Binary Classification Flashcards
(13 cards)
What is mini-batch stochastic gradient descent (SGD) and why is it used?
Compute gradients on random subsets (batches) of data; it saves memory and helps escape local minima, making training feasible on large datasets.
What does shuffle=True do in a PyTorch DataLoader?
Randomly shuffles the dataset at each epoch to improve model generalisation by presenting data in a different order.
What does num_workers control in a DataLoader?
Specifies the number of subprocesses for parallel data loading, speeding up I/O and preprocessing.
How do you ensure all batches are the same size in DataLoader?
Set drop_last=True to drop the final smaller batch if the dataset size isn’t divisible by batch_size.
How do you flatten images of shape (batch, 3, 32, 32) for a linear layer?
Use tensor.flatten(start_dim=1) or images.reshape(batch_size, -1) to get shape (batch, 3072).
How is a single logistic regression neuron computed?
z = Σ_i w_i · x_i + b; then output ŷ = f(z) where f is the activation function.

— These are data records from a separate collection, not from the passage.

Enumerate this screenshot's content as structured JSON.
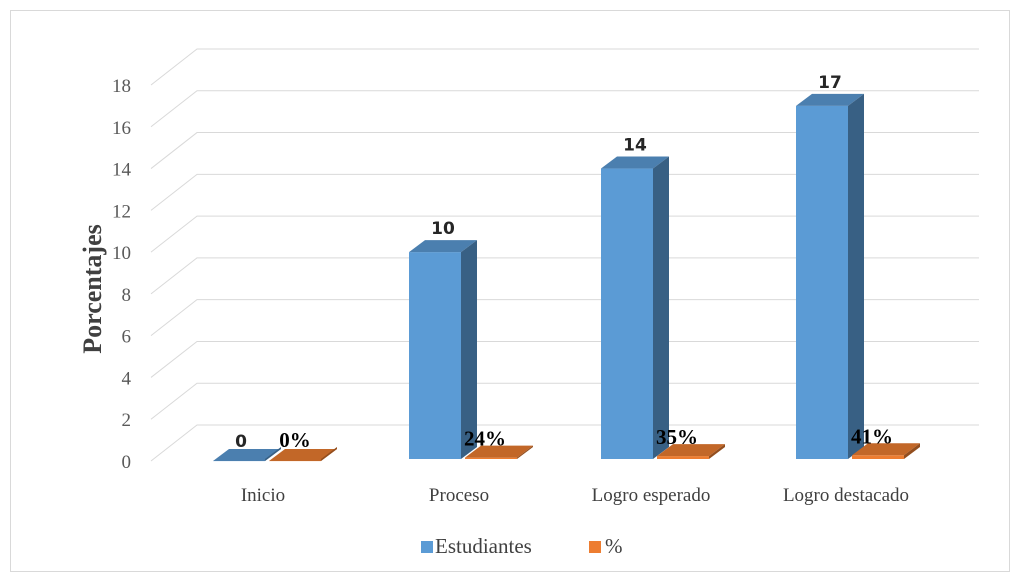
{
  "chart_data": {
    "type": "bar",
    "categories": [
      "Inicio",
      "Proceso",
      "Logro esperado",
      "Logro destacado"
    ],
    "series": [
      {
        "name": "Estudiantes",
        "values": [
          0,
          10,
          14,
          17
        ],
        "labels": [
          "0",
          "10",
          "14",
          "17"
        ],
        "color": "#5b9bd5"
      },
      {
        "name": "%",
        "values": [
          0,
          0.24,
          0.35,
          0.41
        ],
        "labels": [
          "0%",
          "24%",
          "35%",
          "41%"
        ],
        "color": "#ed7d31"
      }
    ],
    "ylabel": "Porcentajes",
    "ylim": [
      0,
      18
    ],
    "yticks": [
      "0",
      "2",
      "4",
      "6",
      "8",
      "10",
      "12",
      "14",
      "16",
      "18"
    ],
    "grid": true,
    "legend": "bottom",
    "style": "3d-column"
  }
}
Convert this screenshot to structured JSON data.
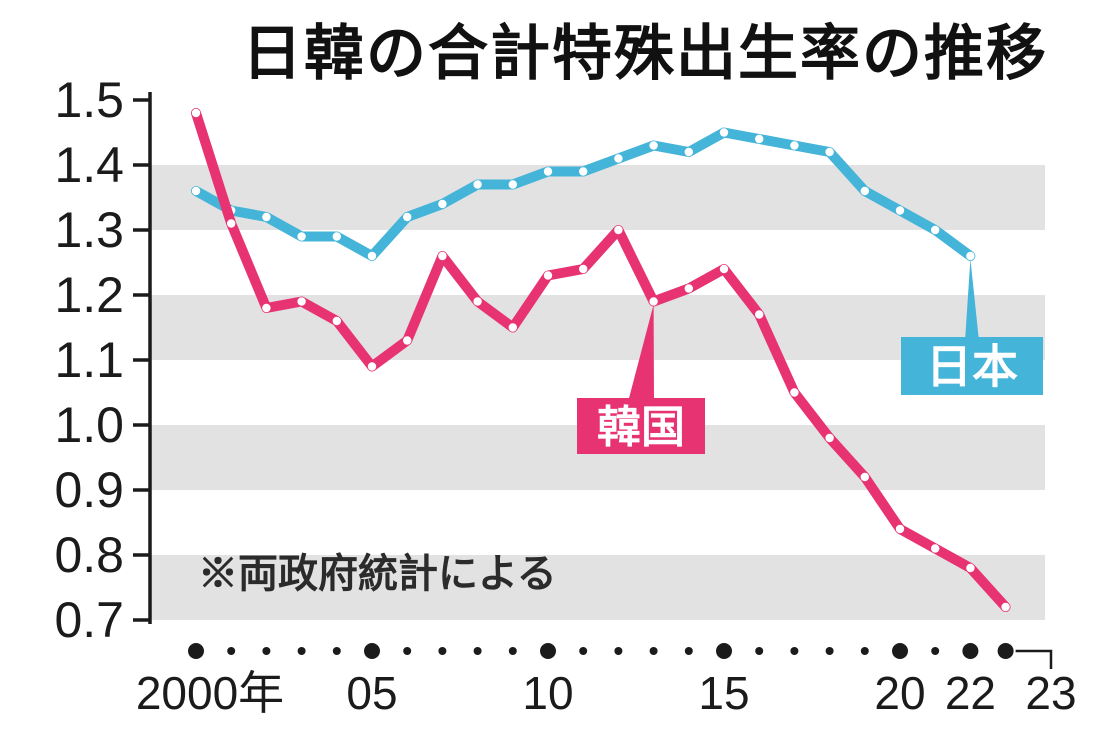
{
  "title": "日韓の合計特殊出生率の推移",
  "note": "※両政府統計による",
  "chart_data": {
    "type": "line",
    "x_start": 2000,
    "x_end": 2023,
    "xlabel": "年",
    "ylabel": "合計特殊出生率",
    "ylim": [
      0.7,
      1.5
    ],
    "yticks": [
      "1.5",
      "1.4",
      "1.3",
      "1.2",
      "1.1",
      "1.0",
      "0.9",
      "0.8",
      "0.7"
    ],
    "grid": "alternating horizontal gray bands of 0.1",
    "legend_position": "inline colored label boxes with callout pointers",
    "xtick_labels": [
      {
        "year": 2000,
        "label": "2000年",
        "major": true
      },
      {
        "year": 2005,
        "label": "05",
        "major": true
      },
      {
        "year": 2010,
        "label": "10",
        "major": true
      },
      {
        "year": 2015,
        "label": "15",
        "major": true
      },
      {
        "year": 2020,
        "label": "20",
        "major": true
      },
      {
        "year": 2022,
        "label": "22",
        "major": true
      },
      {
        "year": 2023,
        "label": "23",
        "major": true,
        "offset_bracket": true
      }
    ],
    "series": [
      {
        "name": "日本",
        "color": "#45b4d9",
        "start_year": 2000,
        "callout_year": 2022,
        "values": [
          1.36,
          1.33,
          1.32,
          1.29,
          1.29,
          1.26,
          1.32,
          1.34,
          1.37,
          1.37,
          1.39,
          1.39,
          1.41,
          1.43,
          1.42,
          1.45,
          1.44,
          1.43,
          1.42,
          1.36,
          1.33,
          1.3,
          1.26
        ]
      },
      {
        "name": "韓国",
        "color": "#e73372",
        "start_year": 2000,
        "callout_year": 2013,
        "values": [
          1.48,
          1.31,
          1.18,
          1.19,
          1.16,
          1.09,
          1.13,
          1.26,
          1.19,
          1.15,
          1.23,
          1.24,
          1.3,
          1.19,
          1.21,
          1.24,
          1.17,
          1.05,
          0.98,
          0.92,
          0.84,
          0.81,
          0.78,
          0.72
        ]
      }
    ],
    "colors": {
      "band_gray": "#e2e2e2",
      "axis": "#1b1b1b",
      "marker_dot": "#ffffff"
    }
  }
}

What activation function is used in logistic regression and its formula?
Sigmoid: σ(z) = 1 / (1 + e^(-z)), producing outputs between 0 and 1 interpreted as probabilities.
What is the binary cross-entropy loss formula in the notebook?
B(z) = σ(z)^y (1-σ(z))^(1-y); log-likelihood L = y·log σ(z) + (1-y)·log(1-σ(z)).
How are model parameters initialized for logistic regression?
weights = torch.randn(3x32x32, requires_grad=True); bias = torch.tensor(0., requires_grad=True).
What are the steps in one training iteration?
1) Compute predictions via model(input); 2) Compute loss; 3) loss.backward(); 4) optimizer.step().
What does loss.backward() do?
Computes gradients of the loss w.r.t. all parameters and stores them in each parameter’s .grad attribute.
Why call optimizer.zero_grad() before backward pass?
Clears old gradients to prevent accumulation from multiple backward calls.
How do you convert predicted probabilities to class labels?
Threshold at 0.5: if σ(z) ≥ 0.5 then class 1, else class 0.